If the log file starts with this line, review the log statements that follow that line for each Git request initiated by a Git operation in Databricks Git folders.
For example:
do_GET: https://server-address/path/to/repo/info/refs?service=git-upload-pack 10.139.0.25 - - [09/Jun/2021 06:53:02] /
"GET /server-address/path/to/repo/info/refs?service=git-upload-pack HTTP/1.1" 200`
Error logs written to this file can be useful to help you or Databricks Support debug issues.
Common error messages and their resolution
Secure connection could not be established because of SSL problems
You might see the following error:
https://git.consult-prodigy.com/Prodigy/databricks_test: Secure connection to https://git.consult-prodigy.com/Prodigy/databricks_test could not be established because of SSL problems
Often, this means that you are using a repository that requires special SSL certificates. Check the content of the
/databricks/git-proxy/git-proxy.log
file on the proxy cluster. If it says that certificate validation failed, then you must add the certificate of authority to the system certificate chain. First, extract the root certificate (using the browser or other option) and upload it to DBFS. Then, edit the Git folders Git Proxy cluster to use theGIT_PROXY_CA_CERT_PATH
environment variable to point to the root certificate file. For more information about editing cluster environment variables, see Environment variables.After you have completed that step, restart the cluster.
Frequently asked questions
How do I find out if the Git proxy server is running in my workspace?
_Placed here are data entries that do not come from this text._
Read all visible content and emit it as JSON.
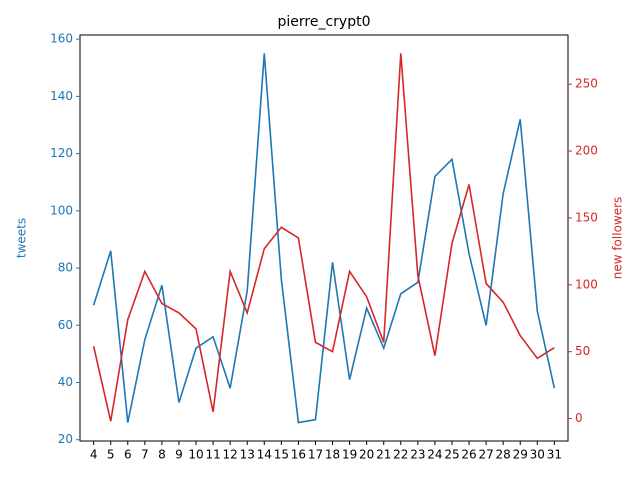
{
  "chart_data": {
    "type": "line",
    "title": "pierre_crypt0",
    "y_label": "tweets",
    "y2_label": "new followers",
    "categories": [
      "4",
      "5",
      "6",
      "7",
      "8",
      "9",
      "10",
      "11",
      "12",
      "13",
      "14",
      "15",
      "16",
      "17",
      "18",
      "19",
      "20",
      "21",
      "22",
      "23",
      "24",
      "25",
      "26",
      "27",
      "28",
      "29",
      "30",
      "31"
    ],
    "series": [
      {
        "name": "tweets",
        "color": "#1f77b4",
        "values": [
          67,
          86,
          26,
          55,
          74,
          33,
          52,
          56,
          38,
          72,
          155,
          76,
          26,
          27,
          82,
          41,
          66,
          52,
          71,
          75,
          112,
          118,
          85,
          60,
          106,
          132,
          65,
          38
        ]
      },
      {
        "name": "new followers",
        "color": "#d62728",
        "axis": "y2",
        "values": [
          54,
          -2,
          74,
          110,
          86,
          79,
          67,
          5,
          110,
          79,
          127,
          143,
          135,
          57,
          50,
          110,
          91,
          57,
          273,
          107,
          47,
          131,
          175,
          101,
          87,
          62,
          45,
          53
        ]
      }
    ],
    "ylim": [
      19.55,
      161.45
    ],
    "yticks": [
      20,
      40,
      60,
      80,
      100,
      120,
      140,
      160
    ],
    "y2lim": [
      -16.8,
      286.8
    ],
    "y2ticks": [
      0,
      50,
      100,
      150,
      200,
      250
    ]
  }
}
Import and run the Git proxy debug notebook. The results of the notebook run show if there are issues with the Git proxy service.
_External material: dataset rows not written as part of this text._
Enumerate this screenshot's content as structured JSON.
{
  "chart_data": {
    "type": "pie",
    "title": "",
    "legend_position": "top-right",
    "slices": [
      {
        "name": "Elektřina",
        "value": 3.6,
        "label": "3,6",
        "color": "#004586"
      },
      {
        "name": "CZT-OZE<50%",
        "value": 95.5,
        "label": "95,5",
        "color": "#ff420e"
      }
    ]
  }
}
Can multiple workspaces share one proxy cluster? Can a workspace have multiple proxy clusters?
You need one proxy cluster per Azure Databricks workspace and cannot share one across multiple workspaces. You can only have one Git proxy server cluster per workspace.
Could the proxy cluster route only parts of Git traffic?
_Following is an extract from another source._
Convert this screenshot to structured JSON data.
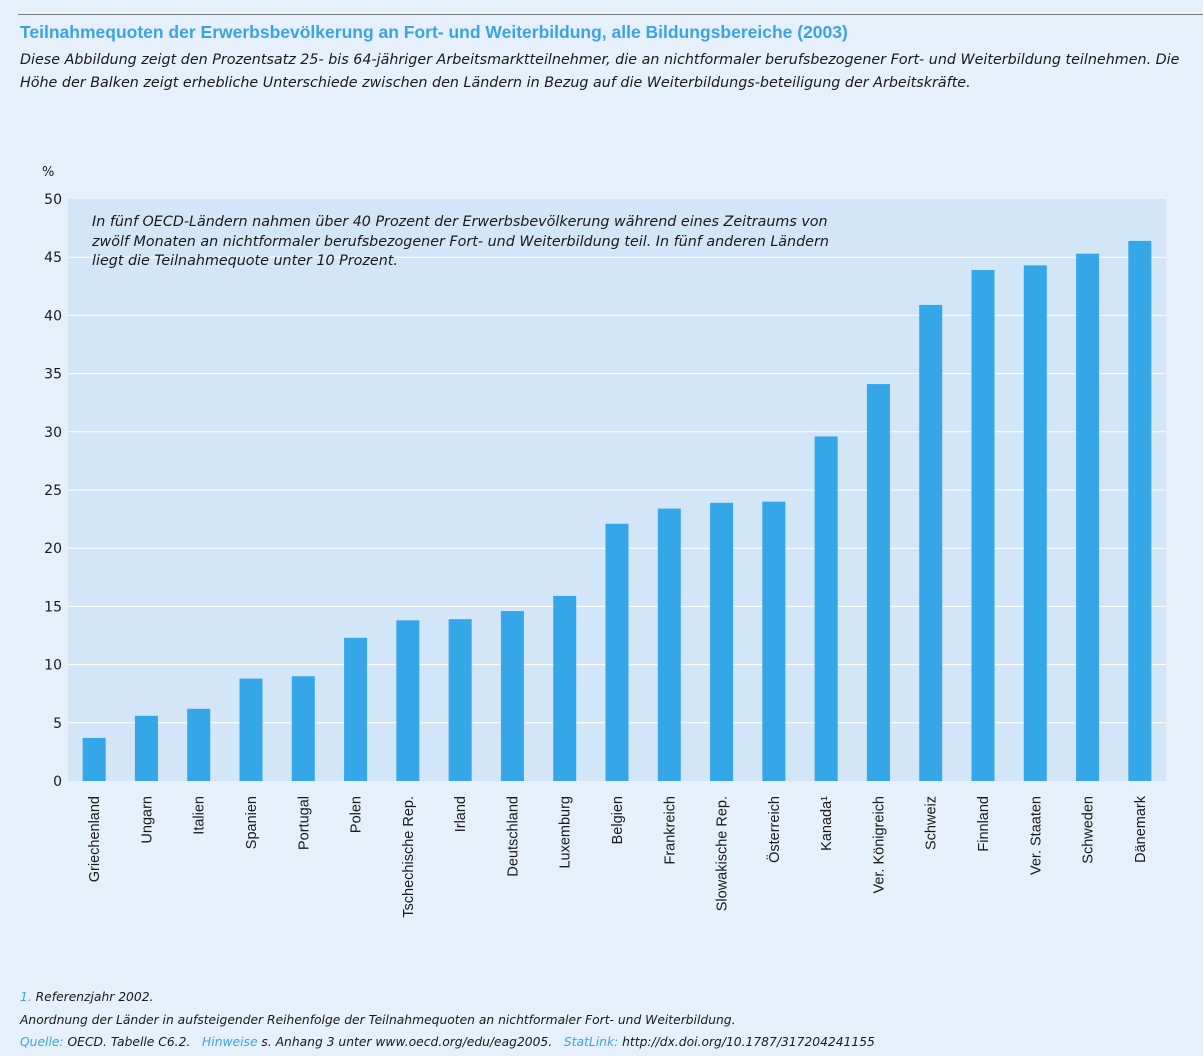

All Databricks Git folders-related Git traffic is routed through the proxy cluster, even for public Git repositories. Your Azure Databricks workspace does not differentiate between proxied and non-proxied repositories.
Does the Git proxy feature work with other Git enterprise server providers?
Databricks Git folders support GitHub Enterprise, Bitbucket Server, Azure DevOps Server, and GitLab self-managed. Other enterprise Git server providers should work as well if they conform to common Git specifications.
Do Databricks Git folders support GPG signing of commits?
No.
Do Databricks Git folders support SSH transport for Git operations?
No. Only HTTPS is supported.
Is the use of a non-default HTTPS port on the Git server supported?
Currently, the enablement notebook assumes that your Git server uses the default HTTPS port 443. You can set the environment variable GIT_PROXY_CUSTOM_HTTP_PORT
to overwrite the port value with a preferred one.
Can Databricks hide Git server URLs that are proxied? Could users enter the original Git server URLs rather than proxied URLs?
Yes to both questions. Users do not need to adjust their behavior for the proxy. With the current proxy implementation, all Git traffic for Databricks Git folders is routed through the proxy. Users enter the normal Git repository URL, such as https://git.company.com/org/repo-name.git
.
Does the feature transparently proxy authentication data to the Git server?
Yes, the proxy uses the user account's Git credential to authenticate to the Git server. Access is restricted by the permissions specified in the user's Git credential.